Data revealed significantly increased PD-L1 expression levels on classical and intermediate monocytes in the non-smoking control during the course of our study, most likely due to the physical stress and the related oxygen deficiency. Intermitted hypoxia has been associated with an upregulation of HIF-1α and increased expression levels of checkpoint molecule PD-L1 on monocytes and T cells [23]. Similarly, systemic hypoxia in patients with obstructive sleep apnoea syndrome (OSAS) is well known to trigger alterations in different immune cells such as lymphocytes, NK cells and monocytes [13,24,25,26,27,28]. Increased PD-L1 expression levels on circulating monocytes in response to physical exercise were strongly attenuated following consumption cigarettes, e-cigarettes, and nicotine pouches, respectively.

These data strongly underline the proposed role of nicotine as an inhibitor of proper immune responses and cytokine secretion [29]. In this context, nicotine is suggested to act as a cholinergic substance by stimulating the release of acetylcholine, either directly by stimulating nicotinic receptors or indirectly by inhibiting cholinesterase [30]. The impact of nicotine consumption on distinct immune functions has been thoroughly investigated, whereas potential effects on plasma cytokine patterns remain underexplored. In this work, we evaluated the growth hormone (GH) plasma concentration profiles during the short-term course of our study. Data revealed significantly increased GH levels in response to physical stress under all tested conditions compared to the starting situation before nicotine consumption (pre). Additionally, even higher significant levels of GH were measured upon prior cigarette consumption, which corroborates earlier observations of increased circulating levels of growth hormone upon nicotine consumption and sporting activities. Human growth hormone is secreted in response to different stimuli, whereas sleep and exercise are particularly strong stimulators. GH is involved in various physiological processes in the human body, including the turnover of muscle, bone and collagen, and the regulation of fat metabolism [31,32]. Moreover, it has been shown that growth hormone acts as a human macrophage-activating factor, priming monocytes for enhanced superoxide production [33,34] and may alter physiologically relevant processes such as proteolysis and antigen presentation [35].

With respect to limitations, the present study focused on acute immune responses following short-term nicotine exposure and physical stress. We acknowledge that the transient nature of the observed immunological alterations limits conclusions regarding long-term biological significance. Nonetheless, the rapid shifts in monocyte subset distribution and PD-L1 expression provide valuable insights into the immediate modulation of innate immunity, which may be particularly relevant in the context of acute inflammatory challenges such as infections, physical exertion, or vaccination. Given the exploratory nature of this pilot study, no formal a priori power calculation was performed. The sample size was determined based on feasibility and the aim to generate initial insights into the acute immunological effects of different nicotine delivery systems. We acknowledge this as a methodological limitation and explicitly consider the present work as pilot study. Future studies with extended follow-up periods and larger, statistically powered cohorts will be necessary to validate and further explore the implications of these findings in chronic exposure scenarios. In additions, larger cohorts will be essential to assess their generalizability.

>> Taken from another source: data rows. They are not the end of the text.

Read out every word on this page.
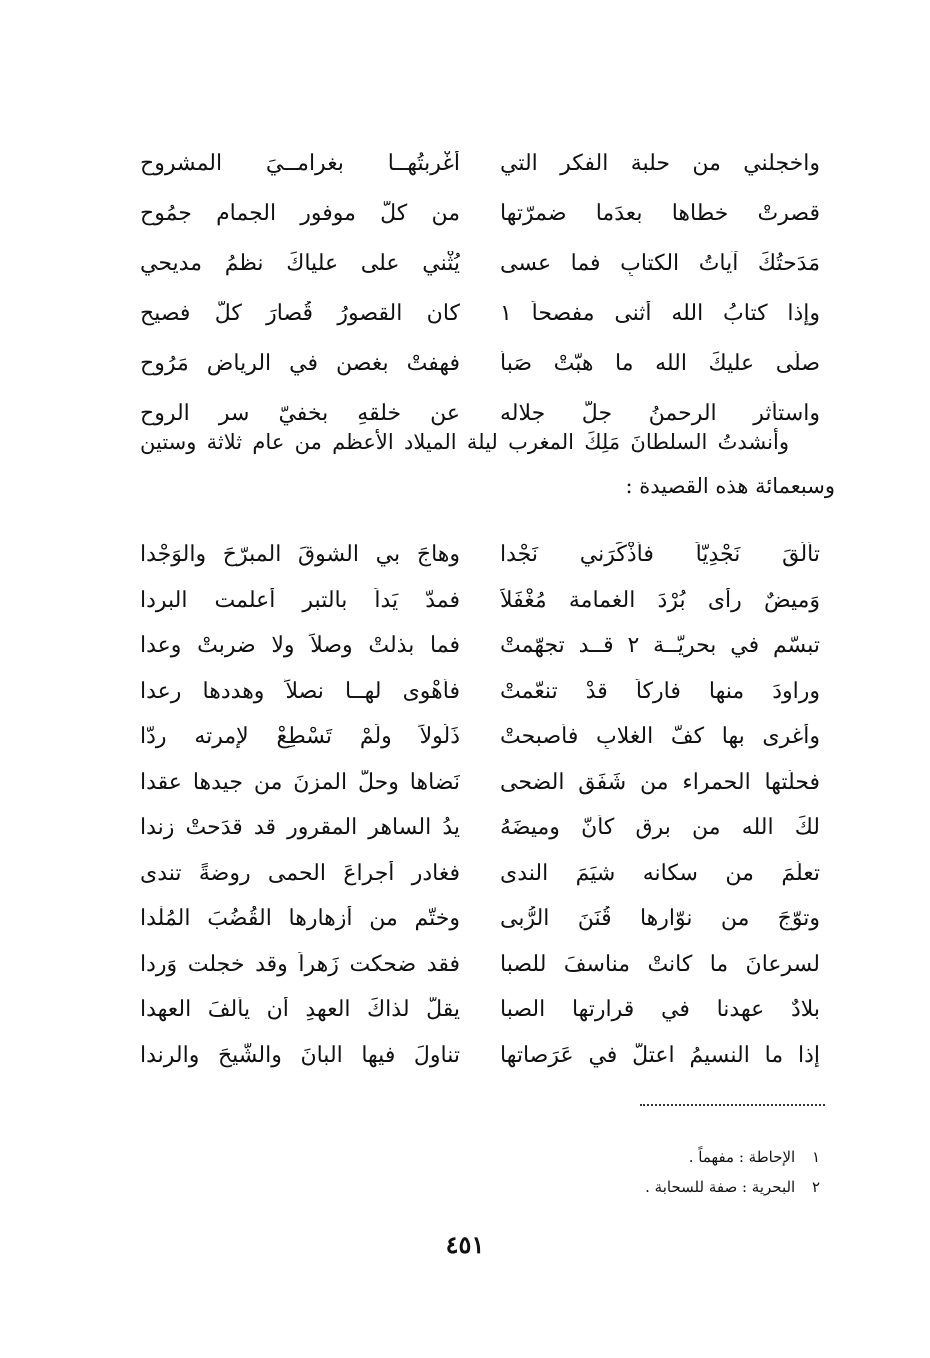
واخجلني من حلبة الفكرِ التي
أغْربتُهــا بغرامــيَ المشروحِ
قصرتْ خطاها بعدَما ضمرّتها
من كلّ موفورِ الجمام جمُوحِ
مَدَحتُكَ آياتُ الكتابِ فما عسى
يُثْني على علياكَ نظمُ مديحي
وإذا كتابُ الله أثنى مفصحاً ١
كان القصورُ قُصارَ كلّ فصيحِ
صلّى عليكَ الله ما هبّتْ صَبأ
فهفتْ بغصنٍ في الرياض مَرُوحِ
واستأثر الرحمنُ جلّ جلاله
عن خلقهِ بخفيّ سرِ الروحِ
وأنشدتُ السلطانَ مَلِكَ المغرب ليلة الميلاد الأعظم من عام ثلاثة وستين وسبعمائة هذه القصيدة :
تألّقَ نَجْدِيّاً فأذْكَرَني نَجْدا
وهاجَ بي الشوقَ المبرّحَ والوَجْدا
وَميضٌ رأى بُرْدَ الغمامة مُغْفَلاً
فمدّ يَداً بالتبرِ أعلمت البردا
تبسّم في بحريّــة ٢ قــد تجهّمتْ
فما بذلتْ وصلاً ولا ضربتْ وعدا
وراودَ منها فاركاً قدْ تنعّمتْ
فأهْوى لهــا نصلاً وهددها رعدا
وأغرى بها كفّ الغلابِ فأصبحتْ
ذَلُولاً ولَمْ تَسْطِعْ لإمرته ردّا
فحلّتها الحمراء من شَفَقِ الضحى
نَضاها وحلّ المزنَ من جيدها عقدا
لكَ الله من برقٍ كأنّ وميضَهُ
يدُ الساهرِ المقرورِ قد قدَحتْ زندا
تعلّمَ من سكانه شيَمَ الندى
فغادر أجراعَ الحمى روضةً تندى
وتوّجَ من نوّارها قُنَنَ الرُّبى
وختّم من أزهارها القُضُبَ المُلْدا
لسرعانَ ما كانتْ مناسفَ للصبا
فقد ضحكت زَهراً وقد خجلت وَردا
بلادٌ عهدنا في قرارتها الصبا
يقلُّ لذاكَ العهدِ أن يألفَ العهدا
إذا ما النسيمُ اعتلّ في عَرَصاتها
تناولَ فيها البانَ والشّيحَ والرندا
١ الإحاطة : مفهماً .
٢ البحرية : صفة للسحابة .
٤٥١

Taken together, our data indicates a significant influence of nicotine consumption on the cellular characteristics of circulating monocyte subsets within a short timeframe. Furthermore, proper exercise-driven immune responses are significantly altered following consumption of all analyzed nicotine sources, raising concerns about the widespread trivialization of alternative nicotine sources. Further investigations involving larger study cohorts will help to better understand the risk of different nicotine sources, delivery methods, and concentrations on the immunologic situation in the human body. We also recommend future investigations comparing these nicotine products in the absence of physical activity and including the newest generations of electronic nicotine delivery systems (ENDS).